AI systems improve with use. They learn from data, from feedback loops, from the accumulated experience of every decision they help inform. Which means the operators that build AI-native workflows today don’t just get a head start; they enter a compounding cycle whereby systems improve and generate more revenue to fund further tech investment.
The models get smarter. The agents get more capable. The institutional knowledge base deepens. And critically, the humans working alongside these systems develop an intuition for how to use them—a competitive advantage in and of itself.
A small lead today may become a significant advantage in 12 months and a potentially insurmountable one in three years. Kurzweil's Law of Accelerating Returns is playing out in the operational data of companies that have committed early. The competitors who assume they can catch up later are making a bet that the pace of change will slow down. But there’s little evidence that it will. If anything, the emergence of agentic AI systems that can orchestrate complex, multistep workflows with minimal human intervention is compressing the timeline further.
The leadership mandate
What practical steps can leaders take to ensure that their organizations don’t fall behind?
The reality is that technology is the easy part. The hard part is change management.
Every strategy starts with conviction. The transition to AI-native operations requires leadership to redesign incentives, break down departmental walls (just as the integrated agentic loop demands), and tolerate the short-term turbulence that always accompanies genuine transformation. Half-measures simply won’t be enough.
Second, they must explicitly manage both camps as a portfolio. Incrementalist initiatives need clear return on investment targets and rigorous execution discipline.
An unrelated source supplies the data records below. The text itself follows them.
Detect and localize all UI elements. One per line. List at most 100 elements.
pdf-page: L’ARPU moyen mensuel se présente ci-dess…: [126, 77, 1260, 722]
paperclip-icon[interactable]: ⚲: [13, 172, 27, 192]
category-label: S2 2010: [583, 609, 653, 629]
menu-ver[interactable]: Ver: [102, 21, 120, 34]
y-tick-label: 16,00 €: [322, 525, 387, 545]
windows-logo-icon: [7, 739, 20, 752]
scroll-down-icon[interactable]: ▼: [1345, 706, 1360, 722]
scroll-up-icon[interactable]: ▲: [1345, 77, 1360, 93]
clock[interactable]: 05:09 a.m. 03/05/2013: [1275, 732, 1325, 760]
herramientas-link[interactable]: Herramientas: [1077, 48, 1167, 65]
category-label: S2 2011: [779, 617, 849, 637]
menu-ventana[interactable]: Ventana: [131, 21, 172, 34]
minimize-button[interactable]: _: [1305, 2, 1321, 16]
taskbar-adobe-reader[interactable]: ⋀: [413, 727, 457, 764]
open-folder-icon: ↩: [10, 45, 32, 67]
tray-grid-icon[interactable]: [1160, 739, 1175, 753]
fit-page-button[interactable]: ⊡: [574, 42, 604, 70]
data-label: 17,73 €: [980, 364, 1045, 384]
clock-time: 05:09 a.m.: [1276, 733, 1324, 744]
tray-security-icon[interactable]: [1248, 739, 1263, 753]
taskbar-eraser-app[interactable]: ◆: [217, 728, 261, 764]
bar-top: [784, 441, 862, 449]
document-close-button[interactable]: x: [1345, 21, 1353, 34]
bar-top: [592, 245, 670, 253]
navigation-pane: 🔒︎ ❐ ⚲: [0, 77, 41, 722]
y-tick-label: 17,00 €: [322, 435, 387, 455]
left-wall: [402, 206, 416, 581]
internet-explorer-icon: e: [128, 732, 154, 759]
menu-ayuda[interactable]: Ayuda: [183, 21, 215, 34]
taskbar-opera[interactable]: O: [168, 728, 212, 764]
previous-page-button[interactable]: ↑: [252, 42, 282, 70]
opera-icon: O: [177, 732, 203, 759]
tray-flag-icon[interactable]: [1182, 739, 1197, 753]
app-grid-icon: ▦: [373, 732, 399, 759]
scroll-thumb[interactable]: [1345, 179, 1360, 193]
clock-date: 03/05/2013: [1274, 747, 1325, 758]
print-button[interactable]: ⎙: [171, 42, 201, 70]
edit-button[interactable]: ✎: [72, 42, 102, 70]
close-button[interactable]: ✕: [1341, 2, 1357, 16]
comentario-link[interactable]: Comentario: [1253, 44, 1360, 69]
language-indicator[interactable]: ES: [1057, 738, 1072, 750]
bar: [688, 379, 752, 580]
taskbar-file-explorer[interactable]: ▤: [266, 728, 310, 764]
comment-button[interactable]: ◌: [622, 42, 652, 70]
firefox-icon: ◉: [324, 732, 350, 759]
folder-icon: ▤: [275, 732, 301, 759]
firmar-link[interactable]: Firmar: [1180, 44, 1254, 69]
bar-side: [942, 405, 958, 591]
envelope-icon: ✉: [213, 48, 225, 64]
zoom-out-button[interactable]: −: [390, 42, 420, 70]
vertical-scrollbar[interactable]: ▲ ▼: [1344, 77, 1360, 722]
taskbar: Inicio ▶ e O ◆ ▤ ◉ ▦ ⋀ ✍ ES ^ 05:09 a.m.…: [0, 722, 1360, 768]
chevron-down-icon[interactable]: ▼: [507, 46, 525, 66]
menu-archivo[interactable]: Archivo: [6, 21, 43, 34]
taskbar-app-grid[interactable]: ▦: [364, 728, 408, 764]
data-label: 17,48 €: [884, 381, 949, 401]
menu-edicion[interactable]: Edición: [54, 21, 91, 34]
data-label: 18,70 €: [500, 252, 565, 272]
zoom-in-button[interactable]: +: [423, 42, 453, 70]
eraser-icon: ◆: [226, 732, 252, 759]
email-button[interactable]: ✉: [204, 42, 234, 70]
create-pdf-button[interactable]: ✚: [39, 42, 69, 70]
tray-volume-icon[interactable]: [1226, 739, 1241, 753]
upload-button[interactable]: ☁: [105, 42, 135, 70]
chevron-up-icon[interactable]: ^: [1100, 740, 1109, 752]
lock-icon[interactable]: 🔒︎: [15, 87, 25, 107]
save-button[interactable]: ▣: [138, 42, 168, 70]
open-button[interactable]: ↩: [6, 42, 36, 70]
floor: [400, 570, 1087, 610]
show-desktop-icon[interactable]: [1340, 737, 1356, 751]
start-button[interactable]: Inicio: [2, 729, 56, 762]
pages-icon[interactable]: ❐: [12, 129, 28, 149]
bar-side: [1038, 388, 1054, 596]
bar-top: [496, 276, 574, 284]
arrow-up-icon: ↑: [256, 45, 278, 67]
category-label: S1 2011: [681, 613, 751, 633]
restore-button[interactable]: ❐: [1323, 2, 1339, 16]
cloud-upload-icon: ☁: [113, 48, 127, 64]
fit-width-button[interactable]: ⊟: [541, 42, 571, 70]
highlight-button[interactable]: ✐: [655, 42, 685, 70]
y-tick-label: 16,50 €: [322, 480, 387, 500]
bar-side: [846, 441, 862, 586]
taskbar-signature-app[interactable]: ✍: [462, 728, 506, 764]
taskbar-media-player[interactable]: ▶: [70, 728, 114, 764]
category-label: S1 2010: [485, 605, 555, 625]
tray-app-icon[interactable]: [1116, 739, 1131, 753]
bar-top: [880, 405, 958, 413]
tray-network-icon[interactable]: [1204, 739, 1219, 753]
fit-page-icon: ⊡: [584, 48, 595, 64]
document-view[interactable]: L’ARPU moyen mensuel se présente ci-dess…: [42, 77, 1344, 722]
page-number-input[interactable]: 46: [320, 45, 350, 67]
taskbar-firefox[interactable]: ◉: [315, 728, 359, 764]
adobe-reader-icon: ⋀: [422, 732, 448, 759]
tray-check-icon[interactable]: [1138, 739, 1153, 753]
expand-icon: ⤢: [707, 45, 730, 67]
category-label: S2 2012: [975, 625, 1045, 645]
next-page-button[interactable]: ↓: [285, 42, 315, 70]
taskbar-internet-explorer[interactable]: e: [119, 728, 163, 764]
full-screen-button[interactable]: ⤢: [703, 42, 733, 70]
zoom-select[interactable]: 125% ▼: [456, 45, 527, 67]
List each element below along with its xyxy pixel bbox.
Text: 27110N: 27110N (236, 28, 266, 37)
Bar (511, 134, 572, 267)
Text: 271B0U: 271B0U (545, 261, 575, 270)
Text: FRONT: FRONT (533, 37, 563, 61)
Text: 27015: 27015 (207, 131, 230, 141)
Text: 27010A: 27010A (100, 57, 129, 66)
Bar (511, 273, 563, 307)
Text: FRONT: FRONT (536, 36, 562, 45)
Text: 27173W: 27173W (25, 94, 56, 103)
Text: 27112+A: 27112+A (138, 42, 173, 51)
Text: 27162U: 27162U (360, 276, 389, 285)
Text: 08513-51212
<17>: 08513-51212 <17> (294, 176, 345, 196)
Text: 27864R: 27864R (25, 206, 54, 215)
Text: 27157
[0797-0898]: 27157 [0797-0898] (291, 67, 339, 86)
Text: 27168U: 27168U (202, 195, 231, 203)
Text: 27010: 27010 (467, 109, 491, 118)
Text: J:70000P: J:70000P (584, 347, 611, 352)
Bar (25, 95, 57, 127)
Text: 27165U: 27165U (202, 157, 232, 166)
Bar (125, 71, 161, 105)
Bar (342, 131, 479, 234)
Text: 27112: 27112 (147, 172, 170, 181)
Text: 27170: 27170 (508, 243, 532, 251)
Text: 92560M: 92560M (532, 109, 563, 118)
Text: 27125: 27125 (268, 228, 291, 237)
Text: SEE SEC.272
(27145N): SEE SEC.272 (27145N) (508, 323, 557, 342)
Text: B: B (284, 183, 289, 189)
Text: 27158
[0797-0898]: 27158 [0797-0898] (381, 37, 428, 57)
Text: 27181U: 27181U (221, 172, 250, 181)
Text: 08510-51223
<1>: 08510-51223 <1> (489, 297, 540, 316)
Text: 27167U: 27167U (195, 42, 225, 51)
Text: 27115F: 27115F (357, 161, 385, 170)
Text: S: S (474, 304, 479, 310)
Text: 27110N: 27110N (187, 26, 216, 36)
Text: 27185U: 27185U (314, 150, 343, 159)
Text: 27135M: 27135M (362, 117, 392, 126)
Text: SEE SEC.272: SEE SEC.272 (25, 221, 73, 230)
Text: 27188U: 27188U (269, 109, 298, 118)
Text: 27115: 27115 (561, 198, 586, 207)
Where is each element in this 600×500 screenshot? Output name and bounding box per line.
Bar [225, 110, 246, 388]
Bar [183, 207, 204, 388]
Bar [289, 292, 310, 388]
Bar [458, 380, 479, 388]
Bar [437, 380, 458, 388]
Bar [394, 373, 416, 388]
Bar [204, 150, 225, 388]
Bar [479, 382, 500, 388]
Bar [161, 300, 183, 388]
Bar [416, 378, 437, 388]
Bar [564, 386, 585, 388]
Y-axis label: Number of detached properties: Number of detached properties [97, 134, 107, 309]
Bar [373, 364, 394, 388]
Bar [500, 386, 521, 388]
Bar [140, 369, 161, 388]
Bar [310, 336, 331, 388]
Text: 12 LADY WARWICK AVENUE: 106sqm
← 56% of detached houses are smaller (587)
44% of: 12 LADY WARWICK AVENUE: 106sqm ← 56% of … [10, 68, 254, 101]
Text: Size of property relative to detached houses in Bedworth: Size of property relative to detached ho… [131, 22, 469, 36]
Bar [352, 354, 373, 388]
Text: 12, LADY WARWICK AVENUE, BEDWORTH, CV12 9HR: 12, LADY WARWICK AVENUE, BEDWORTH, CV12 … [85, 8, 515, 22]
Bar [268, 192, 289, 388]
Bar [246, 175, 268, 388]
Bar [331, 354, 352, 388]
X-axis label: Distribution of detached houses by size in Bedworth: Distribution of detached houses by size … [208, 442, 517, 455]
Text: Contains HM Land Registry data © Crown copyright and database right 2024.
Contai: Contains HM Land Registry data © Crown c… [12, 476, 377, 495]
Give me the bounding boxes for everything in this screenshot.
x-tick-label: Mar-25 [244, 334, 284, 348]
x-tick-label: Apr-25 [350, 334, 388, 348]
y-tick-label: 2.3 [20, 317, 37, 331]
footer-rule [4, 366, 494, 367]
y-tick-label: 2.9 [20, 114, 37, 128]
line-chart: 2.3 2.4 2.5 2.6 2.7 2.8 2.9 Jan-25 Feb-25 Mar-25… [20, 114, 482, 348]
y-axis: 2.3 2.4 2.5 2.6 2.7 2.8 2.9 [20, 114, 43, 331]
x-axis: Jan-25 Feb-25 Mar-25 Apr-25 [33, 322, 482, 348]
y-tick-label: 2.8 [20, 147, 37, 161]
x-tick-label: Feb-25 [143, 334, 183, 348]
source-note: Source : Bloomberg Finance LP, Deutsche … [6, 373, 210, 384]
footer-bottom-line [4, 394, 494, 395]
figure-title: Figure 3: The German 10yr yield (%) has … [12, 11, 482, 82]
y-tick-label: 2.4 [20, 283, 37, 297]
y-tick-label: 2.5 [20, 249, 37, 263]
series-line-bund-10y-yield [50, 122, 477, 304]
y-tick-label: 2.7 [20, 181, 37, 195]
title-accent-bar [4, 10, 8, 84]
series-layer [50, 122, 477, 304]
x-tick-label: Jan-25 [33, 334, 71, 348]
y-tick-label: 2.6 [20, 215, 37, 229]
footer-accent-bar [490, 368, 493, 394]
Revolutionary initiatives need protected funding, different success metrics, and permission to fail because some of them inevitably will. The two efforts require fundamentally different management approaches.
Third, companies must invest in a common platform beneath both camps. The domain-specific AI layer—the models trained not just on generic data but on decades of physics, engineering judgment, and operational context specific to the subsurface—is where competitive advantage compounds. This is not a capability that can be outsourced to a hyperscaler or built from scratch through a start-up. It requires deep domain expertise encoded into technology, and it's the layer that turns generic AI potential into specific, defensible, operational value.
Last but not least, leaders must change what they ask their best people to work on. Responsibilities of talented engineers and geoscientists should be shifted away from tasks that AI can already do toward the judgment-intensive, creative work that is better suited to humans. That cultural shift of redefining what human expertise is for takes longer than deploying the tools. So, it has to start first.
The reshapers and the reshaped
The energy industry stands at a genuine inflection point. Not the kind that gets declared at every conference and then forgotten six months later, but the kind where the decisions made in the next one to two years will shape competitive positions for a decade or more.
The incrementalists are doing important work, and their gains are real. But the revolutionaries are pointing toward something bigger, even if the path is uncertain and expensive. The companies that will define the next era of this industry are the ones with the strategic imagination to pursue both approaches simultaneously, with the discipline to deliver near-term returns, while maintaining the courage to bet on fundamental reinvention.
My opinion—based on experience working with customers across different geographies and operating environments—is that AI isn’t just another technology hype cycle that will quietly deflate. The proof points are too concrete, the efficiency gains too large, and the competitive dynamics too powerful for that to be the outcome.
The early movers are already pulling ahead. The compounding has already begun. And the window for fast followers is closing faster than most people in the industry want to believe.